Voilà quelques éléments pour comprendre non pas une défaite ni une mort de la gauche mais une sorte de dissolution des valeurs, idées, programmes et surtout, jugement sur une politique de gauche. Les citoyens sont égarés. Notamment sur les questions écologiques. Et ce n’est pas la pub sur le développement durable qui changera la donne. La gauche, en résumé, ce sont des bonnes intentions, des belles idées, mais diluées dans un formidable brouillard. C’est peut-être cela le symptôme d’une gauche qui se délite lentement. Etre dans le brouillard. Et quand elle sort du brouillard et qu’elle devient claire et limpide dans ses méthodes et ses actions, elle est pragmatique et ressemble alors à la droite. Pour se démarquer de la droite, elle invente une mesure qui restera dans l’histoire de la 5e République comme la plus grosse bêtise qu’un gouvernement ait commise, à savoir la loi obligatoire sur les 35 heures. Il n’y a que l’emprunt Giscard indexé sur l’or qui dépasse le mur du son mais ce n’était pas un mauvais calcul, juste une mauvaise idée. Giscard n’était pas prophète en son temps.
La gauche s’est donc diluée dans le sens intellectuel mais aussi dans les consciences. Car l’essentiel, c’est la pensée de gauche. Il y a deux dialectiques qui se conjuguent, entre les faits et les idées, valeurs, programmes, puis entre ceux-ci et la pensée. Une pensée de gauche peut-être pétrie de bonnes intentions, si la conjoncture trouble les esprits et que la plèbe militante et dirigeante ne se range pas sous le consensus, alors, la pensée se lasse, s’étiole. C’est ce qui s’est passé notamment avec cette cacophonie de la gauche en 2007. Inaudible, grotesque, risible. Mais ce serait malhonnête que de ne pas reconnaître le succès des idées de droite.
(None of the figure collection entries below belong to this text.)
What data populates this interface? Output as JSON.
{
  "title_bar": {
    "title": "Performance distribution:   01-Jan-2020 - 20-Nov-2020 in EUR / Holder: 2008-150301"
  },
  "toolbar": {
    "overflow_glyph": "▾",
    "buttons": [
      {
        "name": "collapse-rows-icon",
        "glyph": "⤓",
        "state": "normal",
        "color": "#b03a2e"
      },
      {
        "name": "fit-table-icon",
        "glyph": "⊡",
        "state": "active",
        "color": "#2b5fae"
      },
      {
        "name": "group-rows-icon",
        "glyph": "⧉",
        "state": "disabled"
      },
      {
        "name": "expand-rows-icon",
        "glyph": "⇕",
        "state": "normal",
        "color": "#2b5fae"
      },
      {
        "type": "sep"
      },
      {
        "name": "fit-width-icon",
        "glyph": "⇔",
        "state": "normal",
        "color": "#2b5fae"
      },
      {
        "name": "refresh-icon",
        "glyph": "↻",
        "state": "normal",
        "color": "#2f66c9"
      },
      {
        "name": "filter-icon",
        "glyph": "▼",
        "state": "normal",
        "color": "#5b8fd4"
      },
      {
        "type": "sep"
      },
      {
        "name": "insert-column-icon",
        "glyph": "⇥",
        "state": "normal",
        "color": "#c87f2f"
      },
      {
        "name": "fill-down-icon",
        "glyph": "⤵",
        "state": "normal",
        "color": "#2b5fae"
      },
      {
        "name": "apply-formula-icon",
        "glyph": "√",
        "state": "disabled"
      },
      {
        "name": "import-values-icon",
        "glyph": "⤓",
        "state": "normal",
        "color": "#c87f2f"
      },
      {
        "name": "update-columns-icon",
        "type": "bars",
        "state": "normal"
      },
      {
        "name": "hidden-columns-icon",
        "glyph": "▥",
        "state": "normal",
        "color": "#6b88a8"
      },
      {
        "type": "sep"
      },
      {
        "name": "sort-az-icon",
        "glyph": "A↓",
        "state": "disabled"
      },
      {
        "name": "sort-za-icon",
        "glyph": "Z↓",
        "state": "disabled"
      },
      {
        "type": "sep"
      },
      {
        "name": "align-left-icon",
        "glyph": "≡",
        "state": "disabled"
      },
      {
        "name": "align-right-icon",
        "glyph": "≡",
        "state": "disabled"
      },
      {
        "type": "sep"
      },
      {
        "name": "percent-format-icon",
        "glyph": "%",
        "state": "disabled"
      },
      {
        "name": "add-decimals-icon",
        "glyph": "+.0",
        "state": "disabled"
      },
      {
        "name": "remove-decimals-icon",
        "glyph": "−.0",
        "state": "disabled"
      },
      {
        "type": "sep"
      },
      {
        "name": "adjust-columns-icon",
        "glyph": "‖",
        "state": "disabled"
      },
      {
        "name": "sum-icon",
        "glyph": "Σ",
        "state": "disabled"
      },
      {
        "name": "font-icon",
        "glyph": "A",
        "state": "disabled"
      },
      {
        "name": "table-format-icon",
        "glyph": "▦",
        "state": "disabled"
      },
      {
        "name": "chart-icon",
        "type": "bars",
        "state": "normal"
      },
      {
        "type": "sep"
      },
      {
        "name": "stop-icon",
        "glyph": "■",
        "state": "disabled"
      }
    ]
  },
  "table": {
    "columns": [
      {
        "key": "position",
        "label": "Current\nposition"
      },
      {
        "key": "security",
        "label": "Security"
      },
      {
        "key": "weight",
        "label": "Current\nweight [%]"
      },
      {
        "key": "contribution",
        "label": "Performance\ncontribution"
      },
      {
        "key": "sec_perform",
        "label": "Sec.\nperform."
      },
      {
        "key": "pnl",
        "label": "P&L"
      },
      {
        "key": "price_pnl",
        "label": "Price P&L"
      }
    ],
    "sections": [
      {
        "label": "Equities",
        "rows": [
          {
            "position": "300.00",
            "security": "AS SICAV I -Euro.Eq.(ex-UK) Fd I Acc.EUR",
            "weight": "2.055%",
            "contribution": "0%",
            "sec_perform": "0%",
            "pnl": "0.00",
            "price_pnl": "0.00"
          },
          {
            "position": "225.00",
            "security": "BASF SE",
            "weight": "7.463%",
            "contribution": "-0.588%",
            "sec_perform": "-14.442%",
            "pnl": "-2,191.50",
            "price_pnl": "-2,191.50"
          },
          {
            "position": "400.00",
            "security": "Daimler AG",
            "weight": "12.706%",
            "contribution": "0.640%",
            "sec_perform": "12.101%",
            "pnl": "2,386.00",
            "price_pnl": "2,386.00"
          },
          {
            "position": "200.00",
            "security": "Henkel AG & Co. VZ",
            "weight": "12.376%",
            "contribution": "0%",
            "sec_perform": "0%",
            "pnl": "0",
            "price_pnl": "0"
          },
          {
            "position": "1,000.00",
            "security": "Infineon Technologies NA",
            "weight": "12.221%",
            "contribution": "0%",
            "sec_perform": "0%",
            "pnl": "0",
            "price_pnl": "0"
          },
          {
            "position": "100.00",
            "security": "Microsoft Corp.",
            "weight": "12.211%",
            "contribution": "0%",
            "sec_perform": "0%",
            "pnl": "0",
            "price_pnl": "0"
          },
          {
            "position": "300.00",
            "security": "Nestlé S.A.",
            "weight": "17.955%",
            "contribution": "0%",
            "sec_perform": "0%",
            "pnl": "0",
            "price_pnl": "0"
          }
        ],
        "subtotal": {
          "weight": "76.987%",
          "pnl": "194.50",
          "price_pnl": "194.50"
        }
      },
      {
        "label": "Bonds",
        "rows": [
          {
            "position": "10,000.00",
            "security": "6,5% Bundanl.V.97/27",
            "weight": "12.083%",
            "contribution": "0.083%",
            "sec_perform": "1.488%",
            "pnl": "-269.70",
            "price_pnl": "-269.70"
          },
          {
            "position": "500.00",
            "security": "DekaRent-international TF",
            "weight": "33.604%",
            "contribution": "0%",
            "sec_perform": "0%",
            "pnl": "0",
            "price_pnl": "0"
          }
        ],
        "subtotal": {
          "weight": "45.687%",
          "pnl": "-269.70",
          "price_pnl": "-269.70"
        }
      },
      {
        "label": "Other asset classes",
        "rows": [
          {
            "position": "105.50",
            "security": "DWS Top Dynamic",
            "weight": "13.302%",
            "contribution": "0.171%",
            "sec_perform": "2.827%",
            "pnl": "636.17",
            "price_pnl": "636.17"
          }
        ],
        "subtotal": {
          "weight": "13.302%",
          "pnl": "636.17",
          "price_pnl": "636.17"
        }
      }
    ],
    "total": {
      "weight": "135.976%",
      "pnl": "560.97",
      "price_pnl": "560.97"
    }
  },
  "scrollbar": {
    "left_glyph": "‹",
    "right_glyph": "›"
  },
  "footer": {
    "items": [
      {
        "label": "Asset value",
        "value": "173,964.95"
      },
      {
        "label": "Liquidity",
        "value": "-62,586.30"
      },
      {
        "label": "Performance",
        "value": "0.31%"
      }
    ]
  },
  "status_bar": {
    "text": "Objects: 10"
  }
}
Le culte de la réussite, de l’action, d’ailleurs, les jeunes actifs ont été suivis par les sportifs de haut niveau, superbe vivier pour sponsoring de droite, et d’artistes à succès. La droite, c’est la défense des avantages acquis en terme individuels (le travail ou la chance ou l’instinct du réseau, les trois se combinant), contrairement à la gauche qui joue sur les avantages acquis en terme abstraits, collectifs, pour les affiliés aux catégories défendues (ce qui démotive les meilleurs). L’esprit de l’époque est aux basses pensées, aux ressentiments, à l’envie, aux jalousies. La droite pousse aisément sur ce terreau des basses aspirations. La gauche pourrait miser sur l’éthique et la générosité qui va avec. Ces mécanismes psychiques se perdent. La générosité va avec la pitié et l’émotion. Un bon tsunami déclenche une avalanche de dons. Mais la pièce de monnaie est aussi destinée au mendiant. Les traditions ne se sont pas encore perdues.
Dans l’univers de la sélection naturelle des idées par adhésion, diffusion, persuasion, séduction, conviction, la droite a montré un avantage adaptatif indéniable face à la gauche mais il y a les équilibres ponctués qui ponctuent les écarts. Ainsi va le monde. Fort de ses évolutions techniques et transgressives. La gauche peut-elle renaître ? C’est possible mais ce sera une sorte d’imprévu, de phénomènes insurrectionnels des consciences que ni les intellectuels ni les partis politiques ne pourront engendrer. Espérons que ce jour-là, ils seront prêts pour suivre et pousser dans la bonne voie.